How is the Consult not relevant to the point? Destroying them is what spurred the TT.... I know maybe I am a little too much on wether Kellhus emotions matter (though I have been convinced that TGO doesn't make decisions based on emotion, emotion spurred him to be more, to make the TT his, I won't back down from that.), some of you guys take it too far the opposite way. Where is there any textual evidence Kellhus wants to join the Consult? In fact, the opposite is true, the Consult must be exterminated for Kelhus to transcend, whatever that might be (half ape, half monk God of Earwa, I guess). He might make tools of the Consult and their mechanisms, he won't suffer their presence. I mean, what are we reading about here? If he wanted to join them he would make a few jumps and make some new friends. For whatever reason, the text seems to indicate the Consult wants nothing to do with him, prophecy or whatever I guess.
Oh, indeed, it wasn't my intention to imply that Kellhus has any ideal to join the Consult, or even suffer their continued existence after they do whatever it is Kellhus needs them to do. In other words, what I was trying to say is that there is little distinction between enemies and tools for Kellhus. Indeed, the Consult is certainly an enemy and yet at the same time, the fact that Kellhus hasn't simply killed them all, or tossed the Ark back into the Void, speaks to them still having
some kind of role.
To bring this back full circle, I don't think Meppa somehow ends up not being Kellhus' mortal enemy. In fact, I think he is still alive to simply be that again. Why does Kellhus need that? I don't know, but it may have to do with him needing to strive, in a sense?
To answer my question, I believe Akka is an ally in Kellhus's own view of what a ally is. He let him live because he needed him, that much is for sure. Even in conquering Earwa, he did his best to make allies and not enemies. I'd say their is a distinct separation of the two in his mind. He made Malowebi choose, did he not? He offered to be allies, and look what "no" got Zeum. A demon-headed Malowebi coming to exterminate their line. So, I see that Kellhus sees them to be more than just tools. Life goes on after the Great Ordeal, after all. And, it is Holy!
Sure, in the abstract there is definitely a distinction between ally and enemy.

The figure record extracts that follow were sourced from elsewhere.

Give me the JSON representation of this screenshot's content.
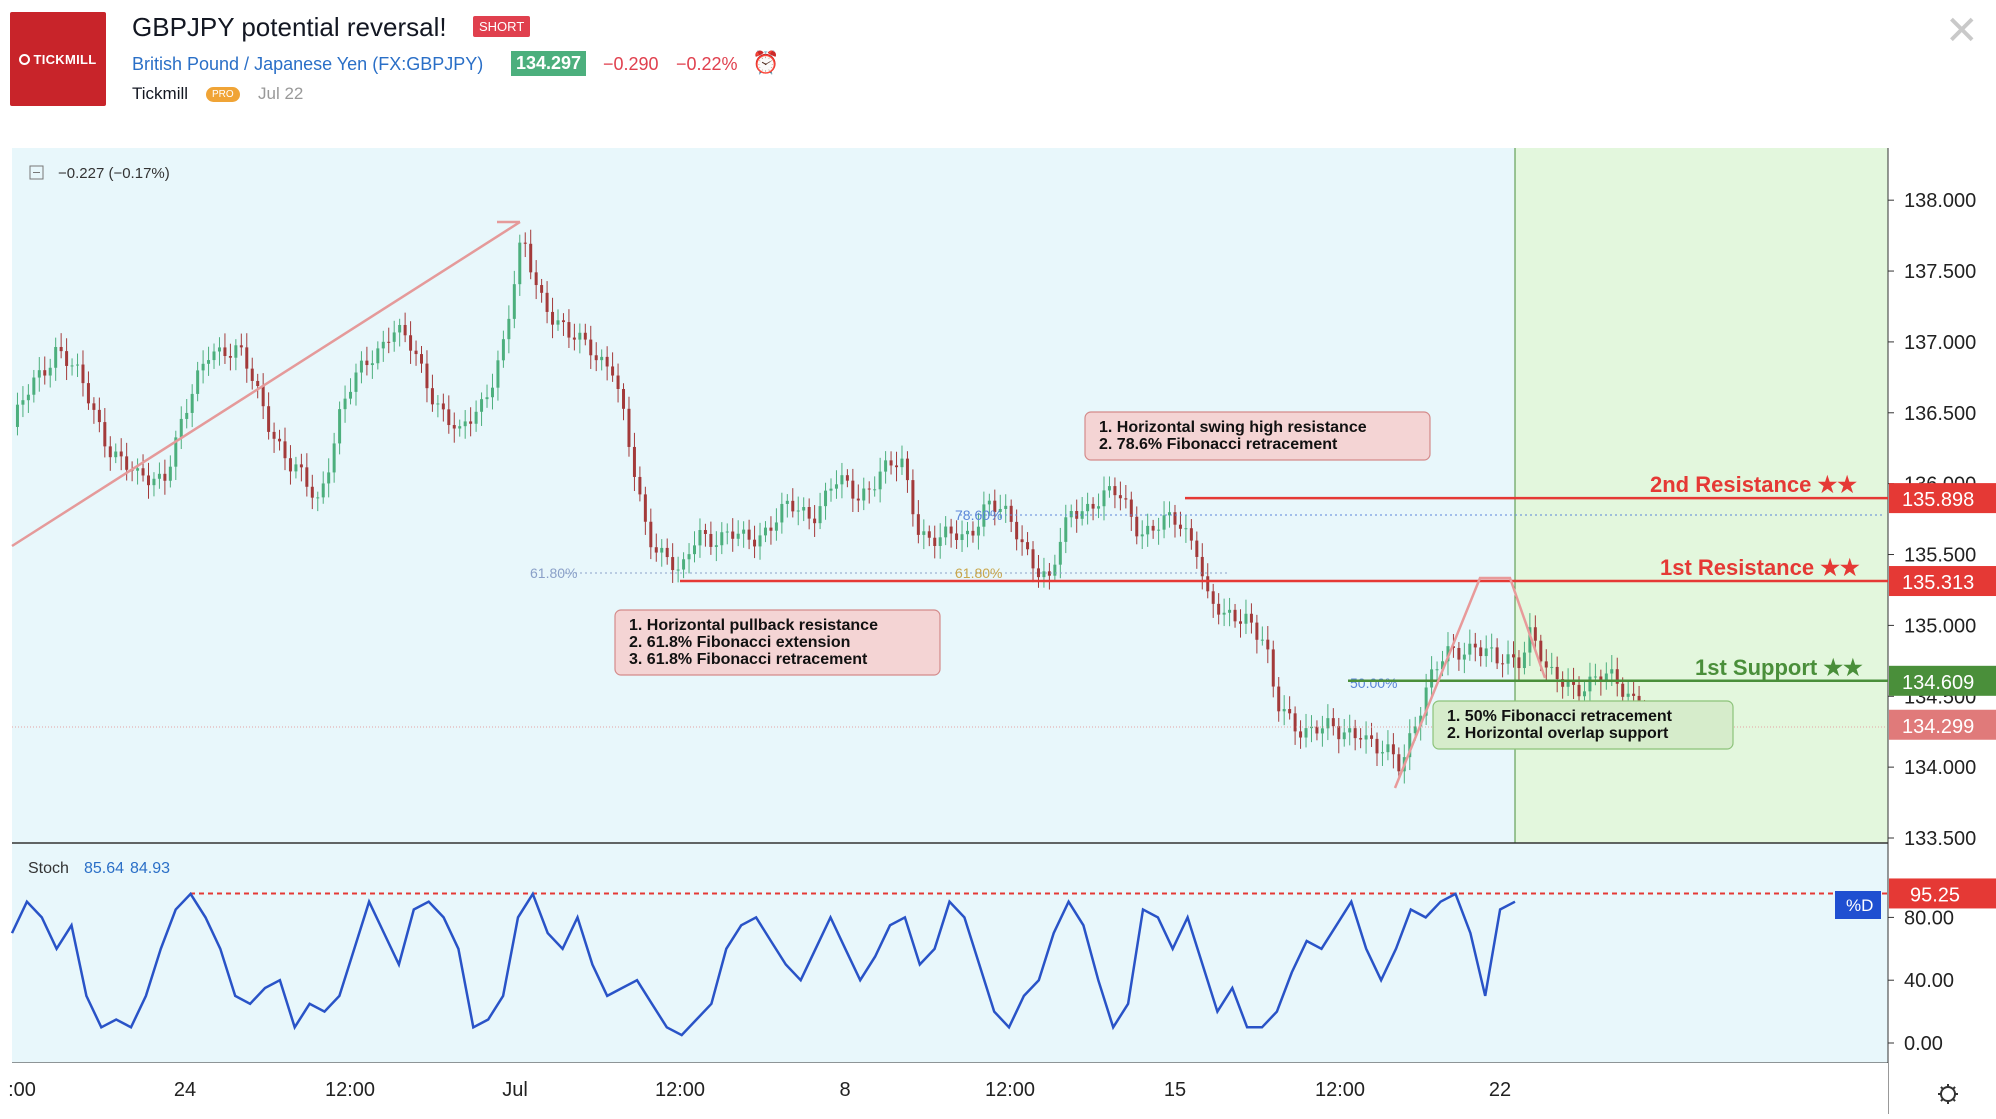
{
  "header": {
    "logo_text": "TICKMILL",
    "title": "GBPJPY potential reversal!",
    "direction_badge": "SHORT",
    "symbol_name": "British Pound / Japanese Yen",
    "symbol_code": "(FX:GBPJPY)",
    "last_price": "134.297",
    "change_abs": "−0.290",
    "change_pct": "−0.22%",
    "author": "Tickmill",
    "author_badge": "PRO",
    "publish_date": "Jul 22",
    "alarm_icon": "alarm-clock-icon",
    "close_icon": "close-icon"
  },
  "colors": {
    "bg": "#e8f7fb",
    "green_zone": "#e3f7dd",
    "candle_up": "#4caf7d",
    "candle_down": "#a33a3a",
    "resistance": "#e53935",
    "support": "#4a8f3a",
    "stoch_line": "#2953c7",
    "overbought": "#e53935"
  },
  "chart_data": {
    "type": "candlestick",
    "symbol": "GBPJPY",
    "legend_change": "−0.227 (−0.17%)",
    "ylim": [
      133.5,
      138.1
    ],
    "y_ticks": [
      "138.000",
      "137.500",
      "137.000",
      "136.500",
      "136.000",
      "135.500",
      "135.000",
      "134.500",
      "134.000",
      "133.500"
    ],
    "x_ticks": [
      ":00",
      "24",
      "12:00",
      "Jul",
      "12:00",
      "8",
      "12:00",
      "15",
      "12:00",
      "22"
    ],
    "close_path": [
      [
        0,
        136.4
      ],
      [
        4,
        136.7
      ],
      [
        8,
        137.0
      ],
      [
        12,
        136.7
      ],
      [
        17,
        136.3
      ],
      [
        22,
        136.0
      ],
      [
        27,
        136.1
      ],
      [
        31,
        136.5
      ],
      [
        35,
        137.0
      ],
      [
        40,
        136.9
      ],
      [
        44,
        136.6
      ],
      [
        49,
        136.1
      ],
      [
        54,
        135.9
      ],
      [
        58,
        136.5
      ],
      [
        63,
        136.9
      ],
      [
        67,
        137.1
      ],
      [
        71,
        136.9
      ],
      [
        75,
        136.6
      ],
      [
        79,
        136.3
      ],
      [
        83,
        136.6
      ],
      [
        87,
        137.0
      ],
      [
        90,
        137.7
      ],
      [
        94,
        137.3
      ],
      [
        98,
        137.0
      ],
      [
        102,
        137.0
      ],
      [
        106,
        136.8
      ],
      [
        109,
        136.2
      ],
      [
        112,
        135.7
      ],
      [
        115,
        135.5
      ],
      [
        118,
        135.3
      ],
      [
        121,
        135.7
      ],
      [
        125,
        135.6
      ],
      [
        129,
        135.6
      ],
      [
        133,
        135.7
      ],
      [
        137,
        135.8
      ],
      [
        141,
        135.8
      ],
      [
        145,
        136.0
      ],
      [
        149,
        135.9
      ],
      [
        153,
        136.1
      ],
      [
        157,
        136.1
      ],
      [
        160,
        135.7
      ],
      [
        164,
        135.6
      ],
      [
        168,
        135.6
      ],
      [
        172,
        135.9
      ],
      [
        176,
        135.7
      ],
      [
        180,
        135.5
      ],
      [
        183,
        135.3
      ],
      [
        187,
        135.8
      ],
      [
        191,
        135.9
      ],
      [
        195,
        135.9
      ],
      [
        199,
        135.7
      ],
      [
        203,
        135.7
      ],
      [
        206,
        135.7
      ],
      [
        209,
        135.6
      ],
      [
        211,
        135.2
      ],
      [
        214,
        135.0
      ],
      [
        218,
        135.1
      ],
      [
        221,
        134.9
      ],
      [
        223,
        134.4
      ],
      [
        226,
        134.3
      ],
      [
        230,
        134.3
      ],
      [
        234,
        134.2
      ],
      [
        238,
        134.3
      ],
      [
        241,
        134.1
      ],
      [
        245,
        134.0
      ],
      [
        247,
        134.3
      ],
      [
        250,
        134.6
      ],
      [
        254,
        134.8
      ],
      [
        258,
        134.9
      ],
      [
        262,
        134.7
      ],
      [
        266,
        134.8
      ],
      [
        268,
        135.0
      ],
      [
        271,
        134.6
      ],
      [
        275,
        134.6
      ],
      [
        279,
        134.6
      ],
      [
        283,
        134.6
      ],
      [
        287,
        134.5
      ],
      [
        289,
        134.3
      ]
    ],
    "levels": [
      {
        "name": "2nd Resistance ★★",
        "price_label": "135.898",
        "value": 135.898
      },
      {
        "name": "1st Resistance ★★",
        "price_label": "135.313",
        "value": 135.313
      },
      {
        "name": "1st Support ★★",
        "price_label": "134.609",
        "value": 134.609
      },
      {
        "name": "",
        "price_label": "134.299",
        "value": 134.299
      }
    ],
    "fib_labels": [
      "61.80%",
      "61.80%",
      "78.60%",
      "50.00%"
    ],
    "annotations": {
      "pullback": [
        "1. Horizontal pullback resistance",
        "2. 61.8% Fibonacci extension",
        "3. 61.8% Fibonacci retracement"
      ],
      "swing_high": [
        "1. Horizontal swing high resistance",
        "2. 78.6% Fibonacci retracement"
      ],
      "support": [
        "1. 50% Fibonacci retracement",
        "2. Horizontal overlap support"
      ]
    },
    "stoch": {
      "label": "Stoch",
      "k_value": "85.64",
      "d_value": "84.93",
      "overbought_label": "95.25",
      "series_tag": "%D",
      "y_ticks": [
        "80.00",
        "40.00",
        "0.00"
      ],
      "ylim": [
        0,
        100
      ],
      "values": [
        70,
        90,
        80,
        60,
        75,
        30,
        10,
        15,
        10,
        30,
        60,
        85,
        95,
        80,
        60,
        30,
        25,
        35,
        40,
        10,
        25,
        20,
        30,
        60,
        90,
        70,
        50,
        85,
        90,
        80,
        60,
        10,
        15,
        30,
        80,
        95,
        70,
        60,
        80,
        50,
        30,
        35,
        40,
        25,
        10,
        5,
        15,
        25,
        60,
        75,
        80,
        65,
        50,
        40,
        60,
        80,
        60,
        40,
        55,
        75,
        80,
        50,
        60,
        90,
        80,
        50,
        20,
        10,
        30,
        40,
        70,
        90,
        75,
        40,
        10,
        25,
        85,
        80,
        60,
        80,
        50,
        20,
        35,
        10,
        10,
        20,
        45,
        65,
        60,
        75,
        90,
        60,
        40,
        60,
        85,
        80,
        90,
        95,
        70,
        30,
        85,
        90
      ]
    }
  }
}
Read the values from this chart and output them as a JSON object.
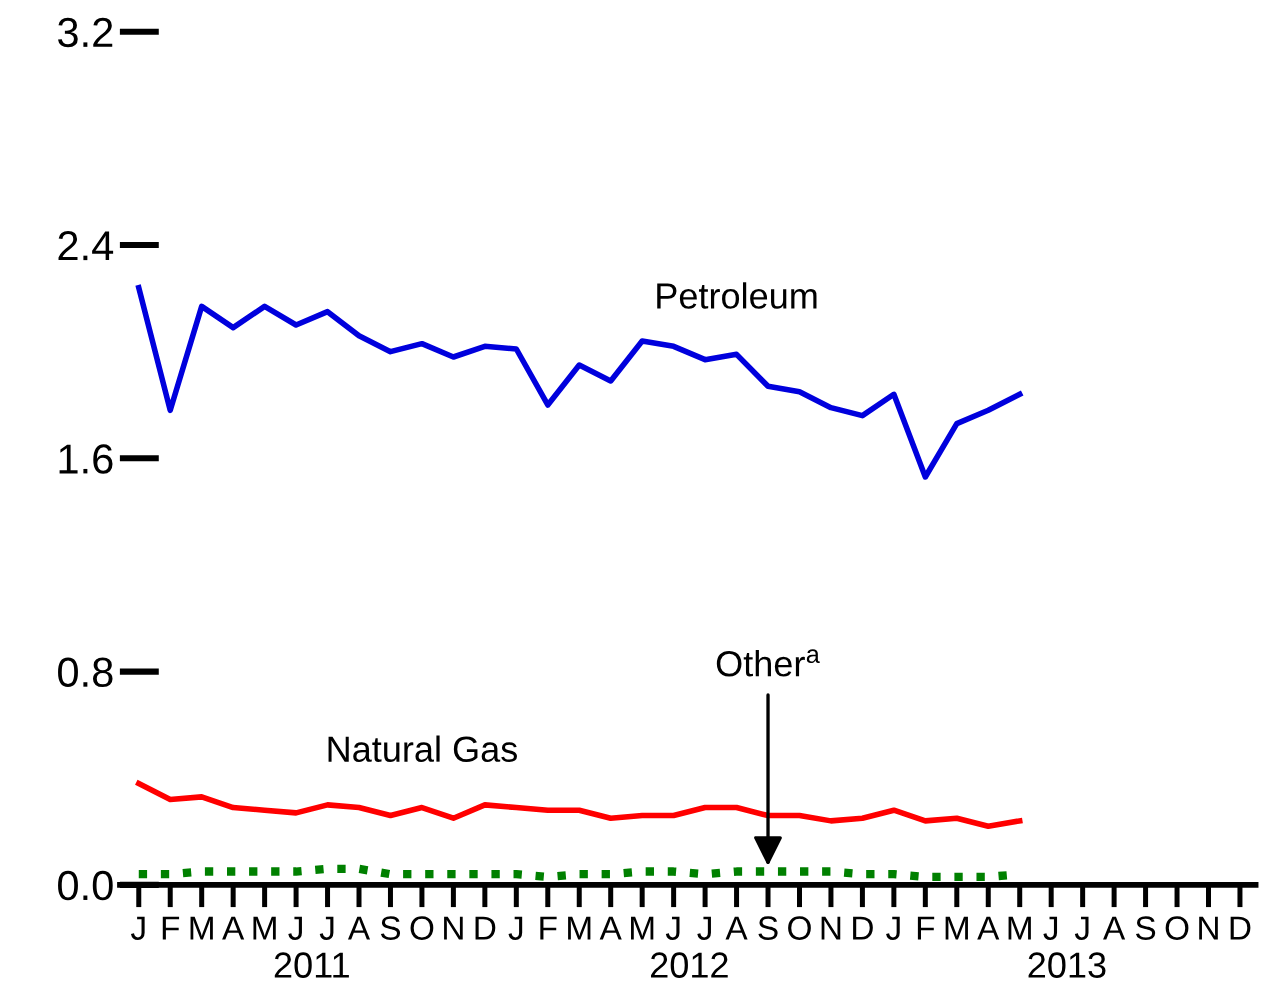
{
  "chart_data": {
    "type": "line",
    "categories": [
      "J",
      "F",
      "M",
      "A",
      "M",
      "J",
      "J",
      "A",
      "S",
      "O",
      "N",
      "D",
      "J",
      "F",
      "M",
      "A",
      "M",
      "J",
      "J",
      "A",
      "S",
      "O",
      "N",
      "D",
      "J",
      "F",
      "M",
      "A",
      "M",
      "J",
      "J",
      "A",
      "S",
      "O",
      "N",
      "D"
    ],
    "series": [
      {
        "name": "Petroleum",
        "color": "#0000dd",
        "line_style": "solid",
        "values": [
          2.24,
          1.78,
          2.17,
          2.09,
          2.17,
          2.1,
          2.15,
          2.06,
          2.0,
          2.03,
          1.98,
          2.02,
          2.01,
          1.8,
          1.95,
          1.89,
          2.04,
          2.02,
          1.97,
          1.99,
          1.87,
          1.85,
          1.79,
          1.76,
          1.84,
          1.53,
          1.73,
          1.78,
          1.84,
          null,
          null,
          null,
          null,
          null,
          null,
          null
        ]
      },
      {
        "name": "Natural Gas",
        "color": "#ff0000",
        "line_style": "solid",
        "values": [
          0.38,
          0.32,
          0.33,
          0.29,
          0.28,
          0.27,
          0.3,
          0.29,
          0.26,
          0.29,
          0.25,
          0.3,
          0.29,
          0.28,
          0.28,
          0.25,
          0.26,
          0.26,
          0.29,
          0.29,
          0.26,
          0.26,
          0.24,
          0.25,
          0.28,
          0.24,
          0.25,
          0.22,
          0.24,
          null,
          null,
          null,
          null,
          null,
          null,
          null
        ]
      },
      {
        "name": "Other$^{a}$",
        "color": "#008000",
        "line_style": "dotted",
        "values": [
          0.04,
          0.04,
          0.05,
          0.05,
          0.05,
          0.05,
          0.06,
          0.06,
          0.04,
          0.04,
          0.04,
          0.04,
          0.04,
          0.03,
          0.04,
          0.04,
          0.05,
          0.05,
          0.04,
          0.05,
          0.05,
          0.05,
          0.05,
          0.04,
          0.04,
          0.03,
          0.03,
          0.03,
          0.04,
          null,
          null,
          null,
          null,
          null,
          null,
          null
        ]
      }
    ],
    "annotations": [
      "2011",
      "2012",
      "2013"
    ],
    "ylim": [
      0,
      3.2
    ],
    "yticks": [
      {
        "value": 0,
        "label": "0.0"
      },
      {
        "value": 0.8,
        "label": "0.8"
      },
      {
        "value": 1.6,
        "label": "1.6"
      },
      {
        "value": 2.4,
        "label": "2.4"
      },
      {
        "value": 3.2,
        "label": "3.2"
      }
    ],
    "grid": false,
    "legend": false,
    "marker": "none"
  }
}
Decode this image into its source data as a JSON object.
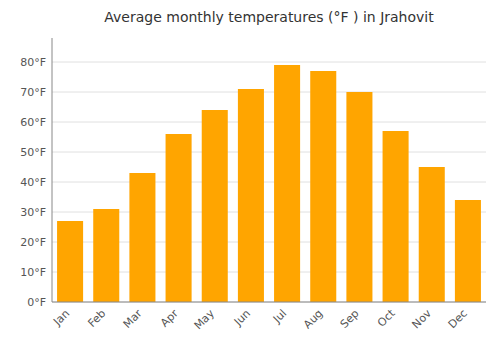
{
  "chart_data": {
    "type": "bar",
    "title": "Average monthly temperatures (°F ) in Jrahovit",
    "categories": [
      "Jan",
      "Feb",
      "Mar",
      "Apr",
      "May",
      "Jun",
      "Jul",
      "Aug",
      "Sep",
      "Oct",
      "Nov",
      "Dec"
    ],
    "values": [
      27,
      31,
      43,
      56,
      64,
      71,
      79,
      77,
      70,
      57,
      45,
      34
    ],
    "color": "#FFA500",
    "ylim": [
      0,
      88
    ],
    "yticks": [
      {
        "value": 0,
        "label": "0°F"
      },
      {
        "value": 10,
        "label": "10°F"
      },
      {
        "value": 20,
        "label": "20°F"
      },
      {
        "value": 30,
        "label": "30°F"
      },
      {
        "value": 40,
        "label": "40°F"
      },
      {
        "value": 50,
        "label": "50°F"
      },
      {
        "value": 60,
        "label": "60°F"
      },
      {
        "value": 70,
        "label": "70°F"
      },
      {
        "value": 80,
        "label": "80°F"
      }
    ],
    "grid": true
  }
}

But in the practical Kellhus-ian way, they are both things to be used. Indeed, the end for each will be different, allies rewarded or spared, enemies punished or killed, but the point is that they are all things to be used to achieve ends.
Thinking about how you phrased that though make me think of Kellhus as a "Bellicose God," that is "one who favours those who strive against him over sycophants and worshipers." Perhaps it really is about Kellhus achieving Becoming (More), and that something that required things to be striven against?